Sede do Governo do Namibe

Polícia Nacional fez demonstração de forças nas ruas da cidade de Namibe

Um grupo de 17 activistas que pretende realizar uma manifestação na quarta-feira, 11, dia do 45o. aniversário da independência nacional de Angola, na província do Namibe, encontrou-se com as autoridades policiais na sexta-feira, 6, para reafirmar a sua intenção de levantar a voz contra o desemprego e a marcação de eleições autárquicas para 2021.

O porta-voz do grupo que atende pelo nome de Manel revelou que no encontro foram ameaçados com promessas de “chupar rebuçados e chocolates” caso protestem nas ruas da cidade do Namibe.

Já no Município do Tômbwa, onde mais de dois mil trabalhadores do sector das pescas foram para o desemprego nos últimos meses sem a observância e o respeito pelas normas da lei de trabalho, o activista Valentino Calenga reiterou à VOA que “tudo está mobilizado para a manifestação do dia 11 de novembro”.
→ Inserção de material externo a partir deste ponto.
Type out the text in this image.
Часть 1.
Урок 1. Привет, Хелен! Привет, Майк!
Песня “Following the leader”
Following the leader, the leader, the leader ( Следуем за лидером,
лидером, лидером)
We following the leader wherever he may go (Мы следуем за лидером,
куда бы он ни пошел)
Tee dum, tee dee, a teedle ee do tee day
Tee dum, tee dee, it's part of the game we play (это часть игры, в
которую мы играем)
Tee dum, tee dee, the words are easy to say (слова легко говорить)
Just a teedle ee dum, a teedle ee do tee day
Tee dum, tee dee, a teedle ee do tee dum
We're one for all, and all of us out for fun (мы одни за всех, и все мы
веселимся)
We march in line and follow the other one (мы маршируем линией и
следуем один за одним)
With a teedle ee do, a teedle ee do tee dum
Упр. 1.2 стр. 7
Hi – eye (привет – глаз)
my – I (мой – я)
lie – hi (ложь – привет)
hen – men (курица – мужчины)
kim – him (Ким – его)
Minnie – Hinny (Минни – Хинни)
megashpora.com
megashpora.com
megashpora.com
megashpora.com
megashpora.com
“Vamos exercer o nosso dever de cidadania, a cesta básica está muito alta, há desemprego, vamos sair às ruas”, garantiu Valentino.

Para Francisco Chimbwa, outro activista, as ameaças policiais não metem medo “a um povo que reivindica os seus direitos violados”.

“No dia 11 de novembro vamos manifestar nas ruas o que o Governo até aqui não deu aos angolanos”, disse Chimbwa, sublinhando não temer pela polícia, porque, lembra, é “cliente do SIC”.

No Cunene também

Na vizinha província do Cunene, o docente universitário e activista social Chilalo Muhalo a violação dos direitos dos cidadãos que viviam da feira de Ondjiva e outros atropelos da governação de Gerdina Didalelwa são motivos mais do que suficientes para a manifestação.

“É preciso que haja reivindicações dos direitos de modo a que consigamos despertar a quem governa e quem tem o poder de agilizar políticas públicas para encontrar soluções aos problemas da sociedade”, afirma Muhalo, lembrando que “o Cunene é a província mais pobre de acordo com os resultados do estudo feito sobre o Município do Curoca”.

Aquele académico descreve de preocupantes os níveis de nepotismo na governação da província.

“A senhora governadora Gerdina Didalelwa não sabe nada de governação, foi capturada por um grupo da sua etnia e colocou tios, cunhados, sobrinhos na direcção do partido e do Governo”, denuncia,

A VOA tentou ouvir a governadora mas sem sucesso.

Refira-se que, no passado sábado, 7, a Polícia Nacional no Namibe, depois do comandante geral ter dito que a manifestação de 11 de novembro está proibida fez uma demonstração das forças nas ruas e bairros da capital da província.